Why is it that once we become adults, we no longer pepper the world with questions? Does sixteen plus years of education, rob us of our curiosity? Questions are a powerful tool for making sense of the world. They increase our understanding and access to ideas that can help us solve thorny problems and avoid costly mistakes. They also can expose faulty reasoning, a lack of expertise, and even fraud.
When we don't ask questions, we remain wrapped in our personal assumptions about how the world works and what people are doing and thinking. The result is that we can make bad decisions and people can take advantage of us.
Looking at the credit crisis of 2008 it is interesting to ask whether it would have occurred if regulators, bankers, legislators and even investors had asked more questions about how subprime mortgage-backed securities and credit default swaps worked.
Similarly, what if the Securities and Exchange Commission (SEC) had started asking questions when it received tips that Madoff might be engaged in fraudulent trading practices because based on market conditions his returns were highly implausible?
Given the power of questions, why is there such reluctance to ask them? The reasons lie in people's fears and insecurities. Here are typical rationalizations people use to justify not asking questions:
1) I'm the only one who doesn't understand what is being said.
No one wants to appear stupid in front of others. The result is that even though people don't understand what someone is saying, most remain silent because they think that everyone else understands.
It takes courage to break this conspiracy of silence and be the person who publicly proclaims by asking a question that they don't understand what someone has said. Most people instead opt to appear all-knowing despite the fact that they too are in the dark.
This fear helped fuel the credit crisis. Many regulators and central bankers didn't fully understand the wave of innovative financial products that flooded the market in the years preceding 2008. Rather than asking questions and revealing their ignorance, they looked the other way.
Interestingly, when people do step forward and ask questions, they discover that lots of other people are equally confused. Often their questions unleash a torrent of questions from others. In some cases they even acquire an informal leadership status as the person who dares to ask.
2) This person is an expert and I am just a mere mortal.
Psychologists have found that people frequently accept the opinions of someone labeled as an expert with no questions asked. This deference becomes even stronger when an expert uses complex language and lots of jargon. People attribute their lack of understanding in such instances to the fact that the expert is brilliant and therefore, unable to use ordinary language.
This deference is unfounded. Research shows that most experts parading across television and computer screens are no better at making predictions than the average person. Moreover, many get their facts wrong.
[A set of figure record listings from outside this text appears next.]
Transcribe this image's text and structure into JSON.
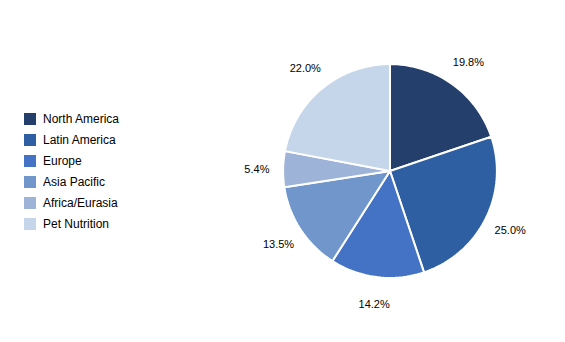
{
  "chart_data": {
    "type": "pie",
    "categories": [
      "North America",
      "Latin America",
      "Europe",
      "Asia Pacific",
      "Africa/Eurasia",
      "Pet Nutrition"
    ],
    "values": [
      19.8,
      25.0,
      14.2,
      13.5,
      5.4,
      22.0
    ],
    "value_labels": [
      "19.8%",
      "25.0%",
      "14.2%",
      "13.5%",
      "5.4%",
      "22.0%"
    ],
    "colors": [
      "#243F6B",
      "#2E5FA3",
      "#4472C4",
      "#7096CC",
      "#9DB3D8",
      "#C5D5EA"
    ],
    "data_labels": true,
    "legend": "left"
  }
}
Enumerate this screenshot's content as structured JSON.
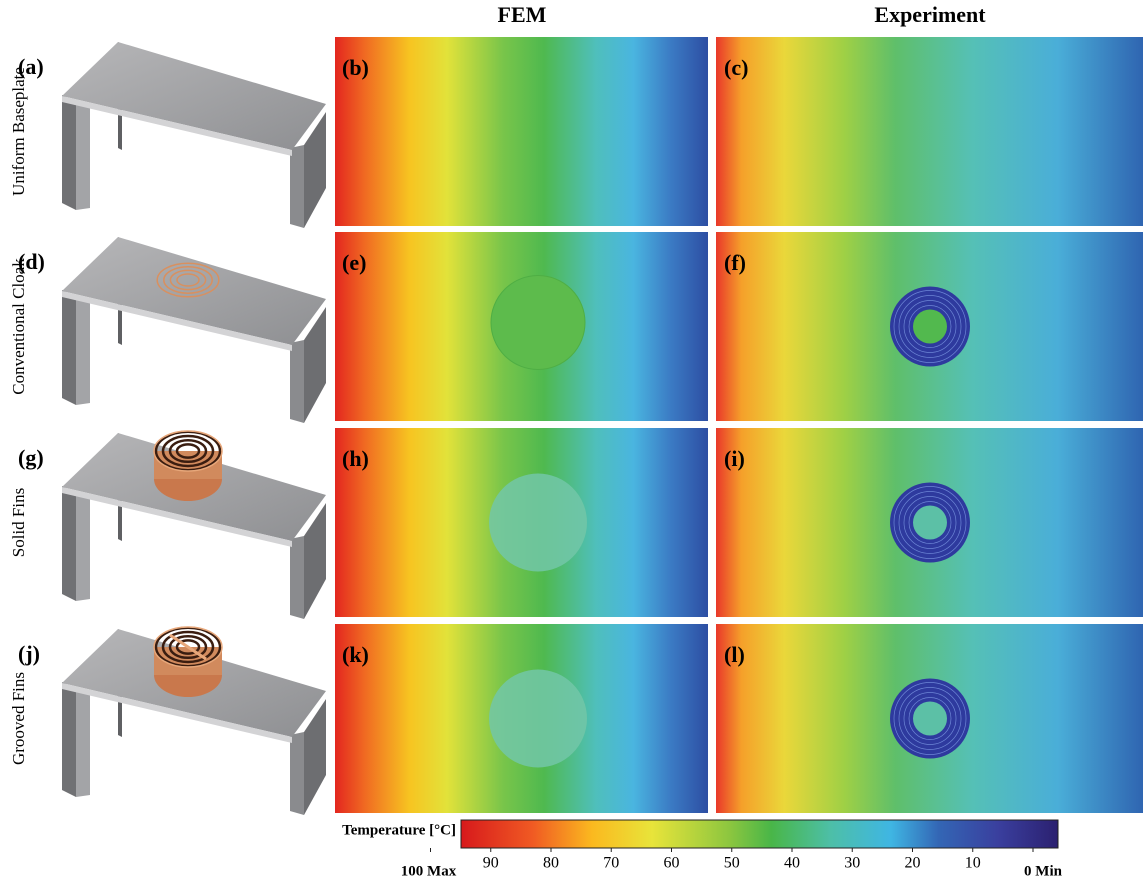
{
  "columns": [
    "FEM",
    "Experiment"
  ],
  "rows": [
    {
      "label": "Uniform Baseplate",
      "panels": [
        "(a)",
        "(b)",
        "(c)"
      ]
    },
    {
      "label": "Conventional Cloak",
      "panels": [
        "(d)",
        "(e)",
        "(f)"
      ]
    },
    {
      "label": "Solid Fins",
      "panels": [
        "(g)",
        "(h)",
        "(i)"
      ]
    },
    {
      "label": "Grooved Fins",
      "panels": [
        "(j)",
        "(k)",
        "(l)"
      ]
    }
  ],
  "colorbar": {
    "label": "Temperature [°C]",
    "ticks": [
      {
        "value": 100,
        "label": "100 Max"
      },
      90,
      80,
      70,
      60,
      50,
      40,
      30,
      20,
      10,
      {
        "value": 0,
        "label": "0 Min"
      }
    ]
  }
}
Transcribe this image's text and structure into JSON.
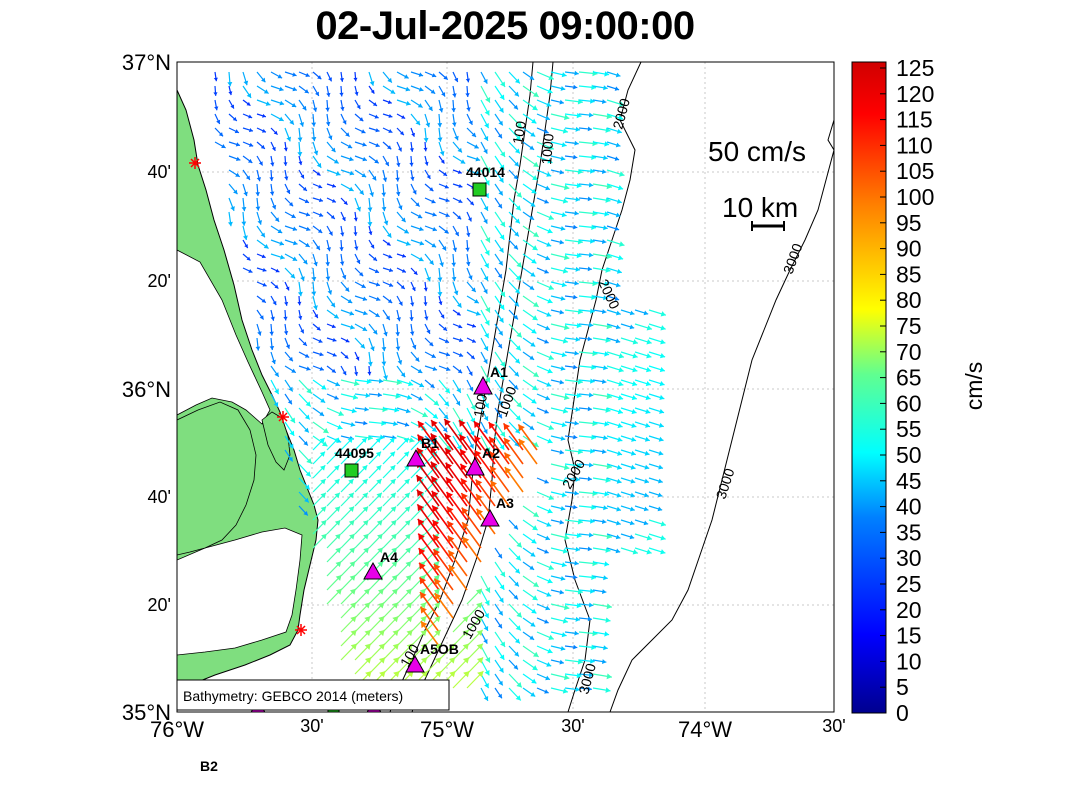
{
  "title": "02-Jul-2025 09:00:00",
  "x_ticks": [
    {
      "label": "76°W"
    },
    {
      "label": "30'"
    },
    {
      "label": "75°W"
    },
    {
      "label": "30'"
    },
    {
      "label": "74°W"
    },
    {
      "label": "30'"
    }
  ],
  "y_ticks": [
    {
      "label": "37°N"
    },
    {
      "label": "40'"
    },
    {
      "label": "20'"
    },
    {
      "label": "36°N"
    },
    {
      "label": "40'"
    },
    {
      "label": "20'"
    },
    {
      "label": "35°N"
    }
  ],
  "colorbar": {
    "label": "cm/s",
    "ticks": [
      "125",
      "120",
      "115",
      "110",
      "105",
      "100",
      "95",
      "90",
      "85",
      "80",
      "75",
      "70",
      "65",
      "60",
      "55",
      "50",
      "45",
      "40",
      "35",
      "30",
      "25",
      "20",
      "15",
      "10",
      "5",
      "0"
    ]
  },
  "scale": {
    "vector_label": "50 cm/s",
    "distance_label": "10 km"
  },
  "bathymetry_note": "Bathymetry: GEBCO 2014 (meters)",
  "contour_labels": {
    "c100a": "100",
    "c1000a": "1000",
    "c2000a": "2000",
    "c100b": "100",
    "c1000b": "1000",
    "c2000b": "2000",
    "c3000a": "3000",
    "c2000c": "2000",
    "c3000b": "3000",
    "c1000c": "1000",
    "c100c": "100",
    "c3000c": "3000"
  },
  "stations": {
    "s44014": "44014",
    "s44095": "44095",
    "A1": "A1",
    "B1": "B1",
    "A2": "A2",
    "A3": "A3",
    "A4": "A4",
    "A5": "A5OB",
    "B2": "B2"
  },
  "colors": {
    "land": "#7fde7f",
    "background": "#ffffff",
    "station_triangle": "#e800e8",
    "buoy_square": "#22cc22",
    "marker_red": "#ff0000"
  }
}
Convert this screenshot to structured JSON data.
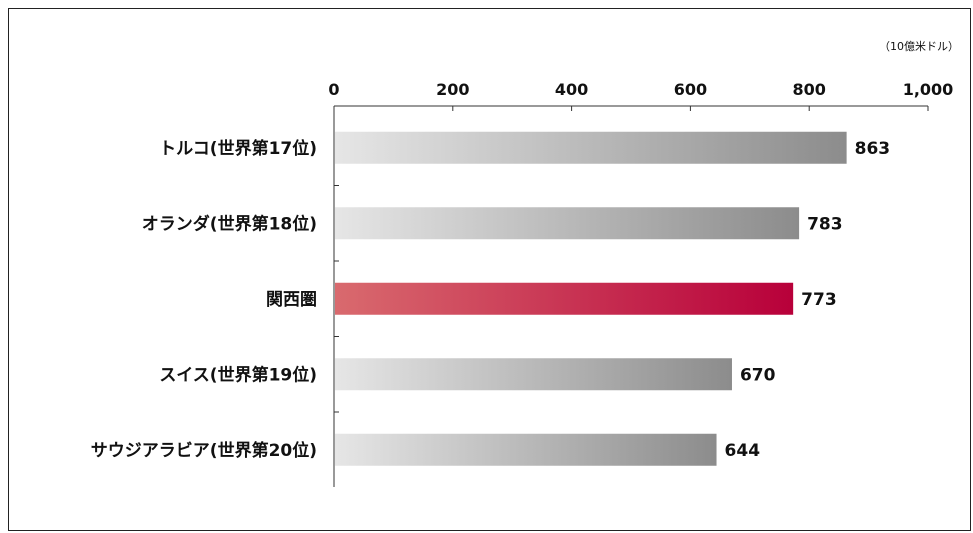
{
  "chart_data": {
    "type": "bar",
    "orientation": "horizontal",
    "unit": "（10億米ドル）",
    "categories": [
      "トルコ(世界第17位)",
      "オランダ(世界第18位)",
      "関西圏",
      "スイス(世界第19位)",
      "サウジアラビア(世界第20位)"
    ],
    "values": [
      863,
      783,
      773,
      670,
      644
    ],
    "value_labels": [
      "863",
      "783",
      "773",
      "670",
      "644"
    ],
    "highlighted": "関西圏",
    "xlim": [
      0,
      1000
    ],
    "ticks": [
      0,
      200,
      400,
      600,
      800,
      1000
    ],
    "tick_labels": [
      "0",
      "200",
      "400",
      "600",
      "800",
      "1,000"
    ],
    "axis_position": "top",
    "grid": false,
    "colors": {
      "bar_gradient": [
        "#e6e6e6",
        "#8c8c8c"
      ],
      "highlight_gradient": [
        "#d96a6e",
        "#b8003a"
      ]
    }
  }
}
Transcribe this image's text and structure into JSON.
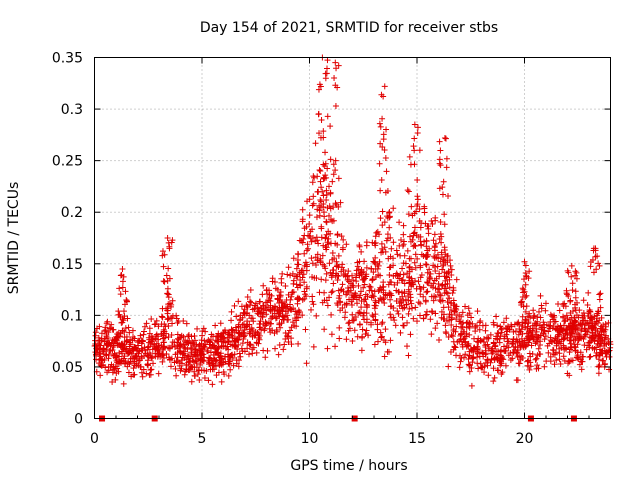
{
  "chart_data": {
    "type": "scatter",
    "title": "Day 154 of 2021, SRMTID for receiver stbs",
    "xlabel": "GPS time / hours",
    "ylabel": "SRMTID / TECUs",
    "xlim": [
      0,
      24
    ],
    "ylim": [
      0,
      0.35
    ],
    "x_ticks": [
      0,
      5,
      10,
      15,
      20
    ],
    "x_tick_labels": [
      "0",
      "5",
      "10",
      "15",
      "20"
    ],
    "y_ticks": [
      0,
      0.05,
      0.1,
      0.15,
      0.2,
      0.25,
      0.3,
      0.35
    ],
    "y_tick_labels": [
      "0",
      "0.05",
      "0.1",
      "0.15",
      "0.2",
      "0.25",
      "0.3",
      "0.35"
    ],
    "grid": true,
    "marker": "+",
    "series": [
      {
        "name": "SRMTID",
        "color": "#e00000",
        "marker": "+",
        "envelope": [
          {
            "x": 0.0,
            "base": 0.07,
            "spread": 0.035
          },
          {
            "x": 1.0,
            "base": 0.065,
            "spread": 0.04
          },
          {
            "x": 2.0,
            "base": 0.065,
            "spread": 0.035
          },
          {
            "x": 3.0,
            "base": 0.07,
            "spread": 0.035
          },
          {
            "x": 3.5,
            "base": 0.09,
            "spread": 0.06
          },
          {
            "x": 4.0,
            "base": 0.065,
            "spread": 0.035
          },
          {
            "x": 5.0,
            "base": 0.06,
            "spread": 0.035
          },
          {
            "x": 6.0,
            "base": 0.065,
            "spread": 0.04
          },
          {
            "x": 7.0,
            "base": 0.085,
            "spread": 0.045
          },
          {
            "x": 8.0,
            "base": 0.1,
            "spread": 0.05
          },
          {
            "x": 9.0,
            "base": 0.105,
            "spread": 0.05
          },
          {
            "x": 10.0,
            "base": 0.16,
            "spread": 0.12
          },
          {
            "x": 10.5,
            "base": 0.19,
            "spread": 0.14
          },
          {
            "x": 11.0,
            "base": 0.15,
            "spread": 0.12
          },
          {
            "x": 12.0,
            "base": 0.11,
            "spread": 0.06
          },
          {
            "x": 13.0,
            "base": 0.13,
            "spread": 0.09
          },
          {
            "x": 14.0,
            "base": 0.13,
            "spread": 0.09
          },
          {
            "x": 15.0,
            "base": 0.15,
            "spread": 0.1
          },
          {
            "x": 16.0,
            "base": 0.14,
            "spread": 0.09
          },
          {
            "x": 17.0,
            "base": 0.08,
            "spread": 0.045
          },
          {
            "x": 18.0,
            "base": 0.065,
            "spread": 0.04
          },
          {
            "x": 19.0,
            "base": 0.07,
            "spread": 0.04
          },
          {
            "x": 20.0,
            "base": 0.075,
            "spread": 0.045
          },
          {
            "x": 21.0,
            "base": 0.085,
            "spread": 0.045
          },
          {
            "x": 22.0,
            "base": 0.08,
            "spread": 0.045
          },
          {
            "x": 23.0,
            "base": 0.085,
            "spread": 0.05
          },
          {
            "x": 24.0,
            "base": 0.065,
            "spread": 0.03
          }
        ],
        "peaks": [
          {
            "x": 10.6,
            "y": 0.35
          },
          {
            "x": 11.2,
            "y": 0.345
          },
          {
            "x": 13.5,
            "y": 0.322
          },
          {
            "x": 14.9,
            "y": 0.285
          },
          {
            "x": 16.3,
            "y": 0.272
          },
          {
            "x": 3.4,
            "y": 0.175
          },
          {
            "x": 23.3,
            "y": 0.165
          },
          {
            "x": 20.0,
            "y": 0.152
          },
          {
            "x": 1.3,
            "y": 0.145
          },
          {
            "x": 22.2,
            "y": 0.148
          }
        ]
      }
    ],
    "bottom_markers": [
      0.35,
      2.8,
      12.1,
      20.3,
      22.3
    ],
    "bottom_marker_color": "#e00000"
  }
}
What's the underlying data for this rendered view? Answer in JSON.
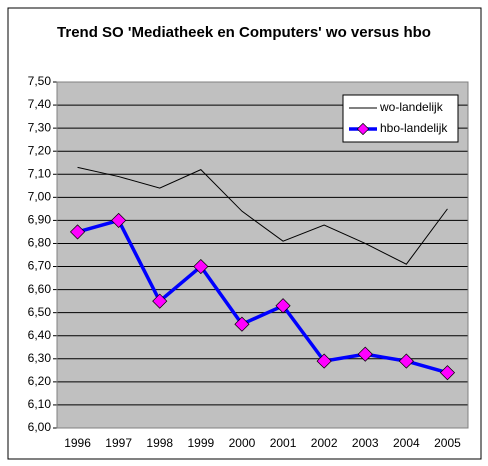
{
  "chart_data": {
    "type": "line",
    "title": "Trend SO 'Mediatheek en Computers' wo versus hbo",
    "categories": [
      "1996",
      "1997",
      "1998",
      "1999",
      "2000",
      "2001",
      "2002",
      "2003",
      "2004",
      "2005"
    ],
    "series": [
      {
        "name": "wo-landelijk",
        "color": "#000000",
        "values": [
          7.13,
          7.09,
          7.04,
          7.12,
          6.94,
          6.81,
          6.88,
          6.8,
          6.71,
          6.95
        ]
      },
      {
        "name": "hbo-landelijk",
        "color": "#0000ff",
        "marker_color": "#ff00ff",
        "values": [
          6.85,
          6.9,
          6.55,
          6.7,
          6.45,
          6.53,
          6.29,
          6.32,
          6.29,
          6.24
        ]
      }
    ],
    "ylim": [
      6.0,
      7.5
    ],
    "yticks": [
      {
        "value": 6.0,
        "label": "6,00"
      },
      {
        "value": 6.1,
        "label": "6,10"
      },
      {
        "value": 6.2,
        "label": "6,20"
      },
      {
        "value": 6.3,
        "label": "6,30"
      },
      {
        "value": 6.4,
        "label": "6,40"
      },
      {
        "value": 6.5,
        "label": "6,50"
      },
      {
        "value": 6.6,
        "label": "6,60"
      },
      {
        "value": 6.7,
        "label": "6,70"
      },
      {
        "value": 6.8,
        "label": "6,80"
      },
      {
        "value": 6.9,
        "label": "6,90"
      },
      {
        "value": 7.0,
        "label": "7,00"
      },
      {
        "value": 7.1,
        "label": "7,10"
      },
      {
        "value": 7.2,
        "label": "7,20"
      },
      {
        "value": 7.3,
        "label": "7,30"
      },
      {
        "value": 7.4,
        "label": "7,40"
      },
      {
        "value": 7.5,
        "label": "7,50"
      }
    ],
    "grid": true,
    "legend": "upper right",
    "plot_background": "#c0c0c0"
  }
}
Questions are a great tool for revealing the depth of an expert's knowledge and whether their comments make sense. If a person is a genuine expert, they can break their subject down into terms anyone can understand and they delight in doing this. Einstein demonstrated this with his use of streetcars and speeding trains to make his concepts accessible to the average person.
3) If I ask a question, I may end up looking badly.
Questions sometimes elicit hostile reactions. Instead of honestly and openly answering the question, the speaker subtly attacks or even ridicules the person asking the question. In some cases they put the questioner on the spot by asking them a question.
Such intimidating and evasive responses are red flags. They signal that it's time to ask more questions because the speaker may have something to hide or doesn't want their statements closely scrutinized.
4) I better not ask questions because I might find out that this is too good to be true.
People tend to abdicate their question-asking faculties when something sounds too good to be true. They don't want to have reality interfere with their pipe dreams or to be morally challenged by learning that something is of dubious legitimacy.
Many European investors in Madoff's funds have revealed that they thought that he was engaged in illegal trading but believed that these activities wouldn't directly affect their investments. Thus, they remained silent.
When something sounds too good to be true, questions are more important than ever because usually it isn't true and questions can protect you. As Madoff's investors discovered, questions might have saved them a lot of financial pain.
Having the courage to ask tough questions is essential to making good decisions and solving complex problems. Every day we receive torrents of information via the internet and media. Questions are a powerful tool for determining what is valid versus what is just vacuous dribble. Moreover, well-placed questions can help us distinguish between those who are truly informed and those, who despite their self-assured and authoritative manner, are information imposters.